# Kong Fillings?



## Rainheart (Nov 28, 2010)

Yogurt and some fruit/veggies!


----------



## lvlogan (Oct 31, 2011)

(I also feed NB Duck & Potato, love this food!)

Ok, so low fat plain yogurt and peanut butter (on each end so the yogurt doesn't leak)

I have filled it with non-sweetened apple sauce and blueberries (berries in each end)

I cover the ends with aluminum foil and freeze the kongs before giving them to the kids.
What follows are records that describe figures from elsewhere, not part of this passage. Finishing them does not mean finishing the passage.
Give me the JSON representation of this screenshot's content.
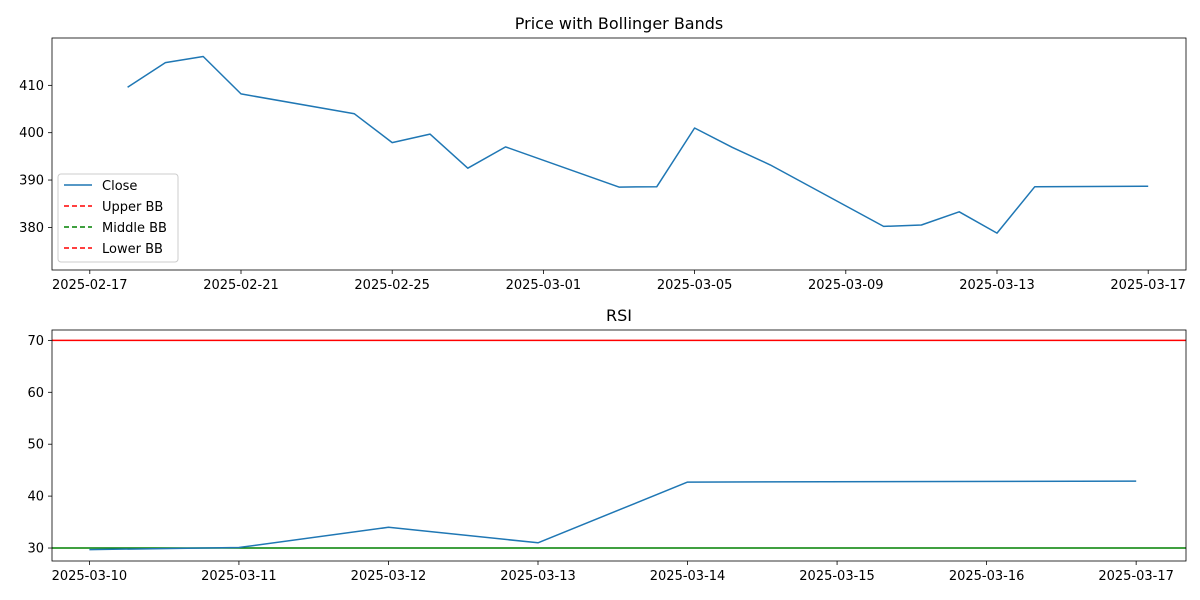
{
  "chart_data": [
    {
      "type": "line",
      "title": "Price with Bollinger Bands",
      "xlabel": "",
      "ylabel": "",
      "x_type": "date",
      "xlim": [
        "2025-02-16",
        "2025-03-18"
      ],
      "ylim": [
        371,
        420
      ],
      "grid": false,
      "legend_position": "center-left",
      "x_ticks": [
        "2025-02-17",
        "2025-02-21",
        "2025-02-25",
        "2025-03-01",
        "2025-03-05",
        "2025-03-09",
        "2025-03-13",
        "2025-03-17"
      ],
      "y_ticks": [
        380,
        390,
        400,
        410
      ],
      "colors": {
        "Close": "#1f77b4",
        "Upper BB": "#d62728",
        "Middle BB": "#2ca02c",
        "Lower BB": "#d62728"
      },
      "legend": [
        {
          "name": "Close",
          "color": "#1f77b4",
          "dashed": false
        },
        {
          "name": "Upper BB",
          "color": "#ff0000",
          "dashed": true
        },
        {
          "name": "Middle BB",
          "color": "#008000",
          "dashed": true
        },
        {
          "name": "Lower BB",
          "color": "#ff0000",
          "dashed": true
        }
      ],
      "series": [
        {
          "name": "Close",
          "color": "#1f77b4",
          "x": [
            "2025-02-18",
            "2025-02-19",
            "2025-02-20",
            "2025-02-21",
            "2025-02-24",
            "2025-02-25",
            "2025-02-26",
            "2025-02-27",
            "2025-02-28",
            "2025-03-03",
            "2025-03-04",
            "2025-03-05",
            "2025-03-06",
            "2025-03-07",
            "2025-03-10",
            "2025-03-11",
            "2025-03-12",
            "2025-03-13",
            "2025-03-14",
            "2025-03-17"
          ],
          "y": [
            409.6,
            414.8,
            416.1,
            408.2,
            404.0,
            397.9,
            399.7,
            392.5,
            397.0,
            388.5,
            388.6,
            401.0,
            396.9,
            393.2,
            380.2,
            380.5,
            383.3,
            378.8,
            388.6,
            388.7
          ]
        }
      ]
    },
    {
      "type": "line",
      "title": "RSI",
      "xlabel": "",
      "ylabel": "",
      "x_type": "date",
      "xlim": [
        "2025-03-09T18:00",
        "2025-03-17T08:00"
      ],
      "ylim": [
        27.5,
        72
      ],
      "grid": false,
      "x_ticks": [
        "2025-03-10",
        "2025-03-11",
        "2025-03-12",
        "2025-03-13",
        "2025-03-14",
        "2025-03-15",
        "2025-03-16",
        "2025-03-17"
      ],
      "y_ticks": [
        30,
        40,
        50,
        60,
        70
      ],
      "hlines": [
        {
          "y": 70,
          "color": "#ff0000"
        },
        {
          "y": 30,
          "color": "#008000"
        }
      ],
      "series": [
        {
          "name": "RSI",
          "color": "#1f77b4",
          "x": [
            "2025-03-10",
            "2025-03-11",
            "2025-03-12",
            "2025-03-13",
            "2025-03-14",
            "2025-03-17"
          ],
          "y": [
            29.7,
            30.1,
            34.0,
            31.0,
            42.7,
            42.9
          ]
        }
      ]
    }
  ]
}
Everybody loves them

You could also throw a bunch of vegetables, a lean meat and some chicken broth (low sodium) in your blender and smush that into the kong too.


----------



## Red the super dog (Nov 9, 2011)

we use peanut butter and bananas in the kong.


----------



## Pammie (Jan 22, 2011)

I use cottage cheese and mushed banana with a couple pieces of kibble mixed in.


----------



## Mosby's Mom (Oct 19, 2011)

My puppy has a sensitive tummy, and he loves his KONG filled with mushed banana and blueberry yogurt! I usually put a couple pieces of kibble in the bottom to keep it from leaking out the small hole, and freeze them overnight before giving them to him. He also loves peanut butter and banana mushed up together in there as well, but only a little PB or it's too rich for him.


----------



## desi.n.nutro (Mar 18, 2011)

I use the Natural Choice Crunchy treats. As I have said before... the apple are their favorite. The berry is what they like next. Then the carrot Crunchy Treats are the least favorite yet they love baby carrots? One of our sales reps would eat the apple ones. I always say that says a lot about the treats because he has been to the facility where they make them.


----------



## Amberbark (Oct 5, 2011)

*Thanks!*

Thanks all for the great suggestions! :wavey:


----------



## ashleylp (Jul 23, 2011)

I made a jar of peanut butter mixed with plain yogurt mixed with flax seeds for Remy. I mixed it all together and keep it in the fridge. He LOVES it and it's not too much peanut butter but still has the flavor... if he gets too much peanut butter his poo starts to be of similar substance... :/ haha


----------